Damage from Hurricane Michael in southwest Georgia. (Courtesy photo) Damage from Hurricane Michael in southwest Georgia. (Courtesy of Bill Custer)

Growing up about 100 miles from the Gulf Coast, Atlanta litigator Bill Custer recalled that hurricanes tended to fizzle into more benign tropical storms by the time they reached his hometown of Bainbridge.

Hurricane Michael, however, was completely different. As the storm suddenly intensified last week, he raced to be with his parents in the southwest Georgia city and decided their best bet was to hunker down in a kitchen, away from the biggest trees near their house.

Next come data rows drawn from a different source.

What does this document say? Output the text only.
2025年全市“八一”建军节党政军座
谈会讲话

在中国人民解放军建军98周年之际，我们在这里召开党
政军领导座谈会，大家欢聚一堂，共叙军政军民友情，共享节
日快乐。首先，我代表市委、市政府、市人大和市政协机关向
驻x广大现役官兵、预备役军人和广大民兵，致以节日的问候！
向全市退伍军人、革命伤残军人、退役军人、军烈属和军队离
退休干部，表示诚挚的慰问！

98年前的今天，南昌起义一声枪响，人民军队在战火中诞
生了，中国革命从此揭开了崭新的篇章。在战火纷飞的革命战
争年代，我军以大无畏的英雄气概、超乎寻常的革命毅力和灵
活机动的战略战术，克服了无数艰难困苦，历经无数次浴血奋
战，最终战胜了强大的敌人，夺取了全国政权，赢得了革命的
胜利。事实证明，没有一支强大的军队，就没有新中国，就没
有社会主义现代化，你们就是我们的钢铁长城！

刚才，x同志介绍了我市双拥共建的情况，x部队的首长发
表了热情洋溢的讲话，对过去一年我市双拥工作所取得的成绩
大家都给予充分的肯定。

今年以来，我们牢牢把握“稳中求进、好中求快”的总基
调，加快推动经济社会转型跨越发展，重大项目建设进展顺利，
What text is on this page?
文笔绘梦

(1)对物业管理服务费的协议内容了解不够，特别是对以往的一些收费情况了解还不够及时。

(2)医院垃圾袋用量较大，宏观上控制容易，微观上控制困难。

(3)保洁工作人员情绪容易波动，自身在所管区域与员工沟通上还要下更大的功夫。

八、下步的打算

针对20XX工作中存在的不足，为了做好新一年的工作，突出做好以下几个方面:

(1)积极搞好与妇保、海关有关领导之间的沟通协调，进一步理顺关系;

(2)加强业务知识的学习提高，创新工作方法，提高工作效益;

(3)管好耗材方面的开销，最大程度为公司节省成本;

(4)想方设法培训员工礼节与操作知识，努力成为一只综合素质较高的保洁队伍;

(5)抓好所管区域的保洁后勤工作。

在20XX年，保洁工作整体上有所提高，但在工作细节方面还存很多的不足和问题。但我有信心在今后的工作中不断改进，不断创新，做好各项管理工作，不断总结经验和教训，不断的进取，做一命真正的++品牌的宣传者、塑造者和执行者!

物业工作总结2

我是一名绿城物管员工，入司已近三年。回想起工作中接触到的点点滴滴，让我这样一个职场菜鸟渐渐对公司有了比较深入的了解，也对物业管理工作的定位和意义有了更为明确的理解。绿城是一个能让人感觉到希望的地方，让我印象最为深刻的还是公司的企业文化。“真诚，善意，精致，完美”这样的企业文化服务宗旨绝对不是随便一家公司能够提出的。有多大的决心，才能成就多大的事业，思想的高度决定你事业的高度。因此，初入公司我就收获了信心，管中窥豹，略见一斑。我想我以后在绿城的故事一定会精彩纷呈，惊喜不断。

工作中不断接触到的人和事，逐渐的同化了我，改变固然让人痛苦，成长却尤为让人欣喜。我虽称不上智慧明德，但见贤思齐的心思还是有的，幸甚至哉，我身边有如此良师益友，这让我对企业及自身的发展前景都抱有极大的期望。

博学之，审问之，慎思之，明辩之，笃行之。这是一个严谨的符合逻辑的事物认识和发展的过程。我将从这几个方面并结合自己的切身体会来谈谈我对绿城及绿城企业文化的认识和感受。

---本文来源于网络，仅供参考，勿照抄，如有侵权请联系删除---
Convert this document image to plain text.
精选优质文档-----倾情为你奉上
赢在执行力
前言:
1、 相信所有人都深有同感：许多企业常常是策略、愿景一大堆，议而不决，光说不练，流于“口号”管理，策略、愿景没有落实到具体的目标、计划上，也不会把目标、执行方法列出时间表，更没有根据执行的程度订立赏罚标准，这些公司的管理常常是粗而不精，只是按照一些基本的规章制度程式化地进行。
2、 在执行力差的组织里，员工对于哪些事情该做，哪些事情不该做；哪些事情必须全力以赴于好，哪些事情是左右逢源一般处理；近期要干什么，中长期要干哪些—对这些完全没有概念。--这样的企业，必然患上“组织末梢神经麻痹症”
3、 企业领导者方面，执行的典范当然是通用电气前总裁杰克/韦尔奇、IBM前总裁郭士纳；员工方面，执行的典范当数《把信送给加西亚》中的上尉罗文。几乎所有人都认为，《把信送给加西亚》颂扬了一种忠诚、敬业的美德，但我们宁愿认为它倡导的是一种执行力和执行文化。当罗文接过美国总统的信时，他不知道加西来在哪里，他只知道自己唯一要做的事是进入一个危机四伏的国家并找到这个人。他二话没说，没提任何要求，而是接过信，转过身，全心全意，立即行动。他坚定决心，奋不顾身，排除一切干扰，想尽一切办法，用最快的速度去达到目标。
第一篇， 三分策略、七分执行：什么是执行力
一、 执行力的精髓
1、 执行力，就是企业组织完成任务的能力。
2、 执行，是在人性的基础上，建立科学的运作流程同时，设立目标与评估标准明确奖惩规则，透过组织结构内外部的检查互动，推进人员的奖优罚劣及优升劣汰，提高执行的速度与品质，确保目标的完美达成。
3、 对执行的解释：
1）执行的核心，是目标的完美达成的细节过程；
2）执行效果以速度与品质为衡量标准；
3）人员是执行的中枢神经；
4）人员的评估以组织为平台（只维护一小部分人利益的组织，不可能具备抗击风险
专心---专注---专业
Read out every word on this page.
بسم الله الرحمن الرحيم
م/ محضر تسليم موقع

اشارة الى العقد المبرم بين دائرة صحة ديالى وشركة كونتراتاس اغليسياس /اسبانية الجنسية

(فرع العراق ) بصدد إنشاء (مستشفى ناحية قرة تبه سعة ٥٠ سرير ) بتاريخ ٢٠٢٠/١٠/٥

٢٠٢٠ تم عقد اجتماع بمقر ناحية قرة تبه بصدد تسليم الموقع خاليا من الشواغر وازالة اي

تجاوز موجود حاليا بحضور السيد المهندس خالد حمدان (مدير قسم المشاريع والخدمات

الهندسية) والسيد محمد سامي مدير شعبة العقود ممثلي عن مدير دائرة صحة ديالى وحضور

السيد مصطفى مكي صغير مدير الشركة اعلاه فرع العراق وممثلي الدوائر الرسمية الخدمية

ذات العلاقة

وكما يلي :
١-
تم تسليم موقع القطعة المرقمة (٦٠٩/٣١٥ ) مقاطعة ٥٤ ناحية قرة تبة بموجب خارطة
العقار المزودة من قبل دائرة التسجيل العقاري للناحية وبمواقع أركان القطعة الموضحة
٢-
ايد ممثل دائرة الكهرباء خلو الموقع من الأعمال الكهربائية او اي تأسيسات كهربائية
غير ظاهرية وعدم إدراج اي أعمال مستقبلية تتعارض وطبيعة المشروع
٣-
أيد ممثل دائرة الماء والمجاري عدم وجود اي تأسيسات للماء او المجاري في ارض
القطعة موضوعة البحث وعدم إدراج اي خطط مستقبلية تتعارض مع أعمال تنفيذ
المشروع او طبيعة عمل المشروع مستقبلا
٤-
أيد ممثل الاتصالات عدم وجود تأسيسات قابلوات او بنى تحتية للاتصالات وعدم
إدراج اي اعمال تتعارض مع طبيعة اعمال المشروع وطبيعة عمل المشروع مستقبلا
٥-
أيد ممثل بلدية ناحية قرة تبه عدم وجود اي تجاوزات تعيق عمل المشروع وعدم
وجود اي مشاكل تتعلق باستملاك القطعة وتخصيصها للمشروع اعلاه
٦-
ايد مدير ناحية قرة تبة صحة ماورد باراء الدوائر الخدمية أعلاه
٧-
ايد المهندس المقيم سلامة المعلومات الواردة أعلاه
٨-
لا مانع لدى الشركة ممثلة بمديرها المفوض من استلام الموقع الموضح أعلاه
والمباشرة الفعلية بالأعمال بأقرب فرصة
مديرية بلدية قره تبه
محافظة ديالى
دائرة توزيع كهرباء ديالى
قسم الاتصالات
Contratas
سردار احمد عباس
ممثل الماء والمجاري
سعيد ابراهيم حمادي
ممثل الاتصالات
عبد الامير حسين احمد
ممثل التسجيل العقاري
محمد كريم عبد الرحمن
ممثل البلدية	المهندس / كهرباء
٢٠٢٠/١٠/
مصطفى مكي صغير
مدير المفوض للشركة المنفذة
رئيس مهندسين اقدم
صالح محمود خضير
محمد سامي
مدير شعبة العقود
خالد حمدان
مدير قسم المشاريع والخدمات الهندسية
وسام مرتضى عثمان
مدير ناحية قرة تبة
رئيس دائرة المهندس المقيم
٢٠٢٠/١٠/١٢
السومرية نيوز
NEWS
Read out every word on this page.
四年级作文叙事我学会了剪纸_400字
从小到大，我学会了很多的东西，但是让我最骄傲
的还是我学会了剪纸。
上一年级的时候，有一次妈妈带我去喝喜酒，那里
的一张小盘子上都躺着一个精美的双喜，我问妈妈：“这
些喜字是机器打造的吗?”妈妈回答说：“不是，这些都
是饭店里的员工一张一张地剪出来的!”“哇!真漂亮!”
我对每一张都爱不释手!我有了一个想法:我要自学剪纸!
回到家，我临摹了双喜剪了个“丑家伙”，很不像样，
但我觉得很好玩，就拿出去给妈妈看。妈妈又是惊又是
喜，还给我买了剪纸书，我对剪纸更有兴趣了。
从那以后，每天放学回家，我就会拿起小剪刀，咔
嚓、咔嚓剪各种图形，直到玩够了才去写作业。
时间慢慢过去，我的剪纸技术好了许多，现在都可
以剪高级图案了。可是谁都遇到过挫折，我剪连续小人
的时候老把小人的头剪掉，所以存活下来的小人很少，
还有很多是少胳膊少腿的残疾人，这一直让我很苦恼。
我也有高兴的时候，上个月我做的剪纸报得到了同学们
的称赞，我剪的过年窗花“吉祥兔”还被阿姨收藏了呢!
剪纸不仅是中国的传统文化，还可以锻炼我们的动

The winds—which at 115 mph reached Category 3 intensity—made “a terrible roar,” he said. The sound of 100-year-old pine trees blowing down was “like a bomb going off.”

“I can’t describe how shattered the landscape is,” said Custer, who stayed in Bainbridge until driving back to Atlanta on Sunday. He witnessed a 100-mile swath through the state with severe damage.

Estimating 1 of every 4 homes in the Bainbridge area was damaged, Custer thought the largest need for legal services would be helping victims with insurance claims.

Georgia Legal Services and state bar officials are organizing efforts to help them handle a host of legal issues.

Mike Monahan, who directs the State Bar of Georgia’s pro bono resource center, said residents need help right now with emergency benefit forms, identity card replacement, unemployment benefits and, in some cases, bankruptcy.

“A lot of people were already fragile economically” before the hurricane, Monahan added.

When rebuilding starts, people will need help dealing with insurance claims and construction contracts, among other issues, he said.

Monahan said the bar’s Young Lawyers Division is setting up a statewide hotline to advise residents needing legal help remotely. He asked anyone interested in helping to contact him at probono@gabar.org.

The emergency need for legal services in the affected areas exacerbates a long-standing problem in South Georgia, where some counties have few or even zero lawyers.

State Bar president Ken Hodges lives in Albany, which also was hit hard by the storm. “People have lost everything,” he said Monday.  He encouraged people to donate to direct relief agencies such as the American Red Cross and Samaritan’s Purse.

The Georgia Trial Lawyers Association announced it is collecting relief items this week. The group and the Beasley Allen Law Firm are collecting bottled water, sports drinks, plastic tarps, gas cards and snacks (e.g., chips, granola bars, crackers, peanut butter, bananas, trail mix).

Contributions can be dropped off in Atlanta by noon Thursday at the GTLA at 101 Marietta St., N.W., Suite 3350, or the Beasley Allen office at 4200 Northside Parkway, N.W., Building One, Suite 100.